Last week the indie crew released a short trailer online and shared plans to screen 15 minutes of the film during the upcoming Hawaii Book & Music Festival.
They’re a first look at "Under the Blood Red Sun," which won’t be released until September for a brief film festival run and then straight to on-demand viewing.
The book, which was first published in 1995, is required reading in middle school classrooms nationwide and has been read by 3 million students, according to Random House, which owns the publishing rights to the story.
Readers are drawn to Tomikazu "Tomi" Nakaji, an American-born, 13-year-old boy whose idyllic life is turned upside down by World War II and the internment of his father, grandfather and many other leaders in the Japanese community. Tomi, who worries that Billy, a mainland boy whose family moved to Hawaii, will no longer be his best friend, has to reconcile his heritage and his American identity in a time of fear and suspicion.
Tomi’s life will be underscored in the festival segment being screened, said Dana Hankins, one of the film’s producers.
"It’s beautifully acted and shot and cut together," Hankins said. "The scene is part of the most dramatic and most emotional segments of the film in that the FBI and the police come to the Nakaji home and ask if their pigeons are being used to send messages to the enemy."
FBI agents tell Tomi to kill the birds.
"It’s a pretty big, emotional scene where they are being questioned as potential traitors," Hankins said.
The Hawaii Book & Music Festival screening, which is free, will be offered twice in the Mission Memorial Auditorium: at 11:30 a.m. Saturday and 10 a.m. May 4. The book’s author, Graham "Sandy" Salisbury, who grew up in Hawaii but now lives in Oregon, will answer questions about the film afterward.
Several local actors star in the film, including a pair of teenage boys in the lead roles: Kyler Sakamoto as Tomi and Kalama Epstein as Billy.
Some of the film was shot in November and some of it in February. The crew was all over Oahu: Hawaii Plantation Village, Roosevelt High School, the Pali Lookout, Judd Trail, Kaniakapupu ruins, Kokokahi YWCA, Kalaeloa, Sand Island Beach Park and several private homes.
One of the most powerful scenes was shot on a Sunday morning in February when the film crew shut down a section of Nuuanu Avenue between King and Merchant streets, Hankins said.
Director Tim Savage filled the scene with 125 actors and extras as he marched men of Japanese ancestry to an internment camp.
Descendants of the 100th Infantry Battalion and the 442nd Regimental Combat Team — World War II units primarily made up of second-generation Japanese-Americans — were among the extras used that day.

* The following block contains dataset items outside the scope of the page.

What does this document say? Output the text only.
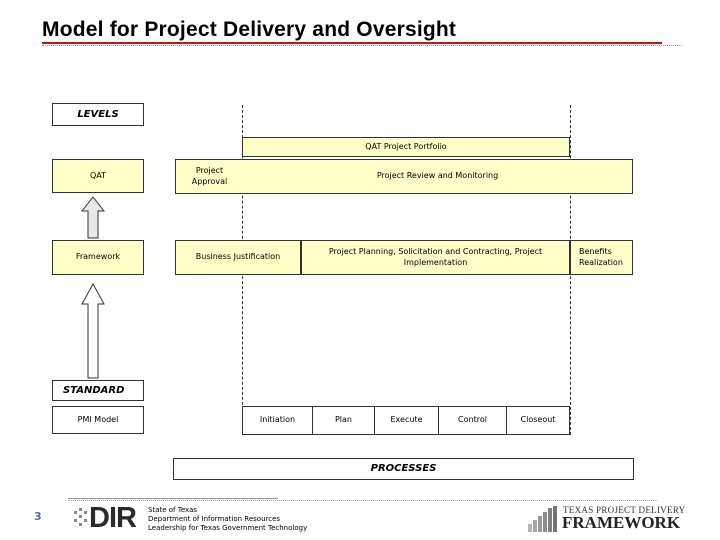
Model for Project Delivery and Oversight
LEVELS
QAT Project Portfolio
QAT
Project
Approval
Project Review and Monitoring
Framework	Business Justification
Project Planning, Solicitation and Contracting, Project
Implementation
Benefits
Realization
STANDARD
PMI Model	Initiation	Plan	Execute	Control	Closeout
PROCESSES
3 DIR State of Texas
Department of Information Resources
Leadership for Texas Government Technology
TEXAS PROJECT DELIVERY
FRAMEWORK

Although only a few additional scenes and some re-shoots still need to be completed, all of the visual effects still have to be created, including the waves of attacking Japanese planes and the integration of actual wartime footage, Hankins said. None of that will overwhelm the film, though.
"We are certainly not looking to re-create the war," Hankins said. "I think our creative decisions will be to continue to keep it personal and intimate rather than throw it open and wide with big wartime sequences."
Find the trailer on YouTube under the headline "Under the Blood Red Sun Teaser Trailer HD."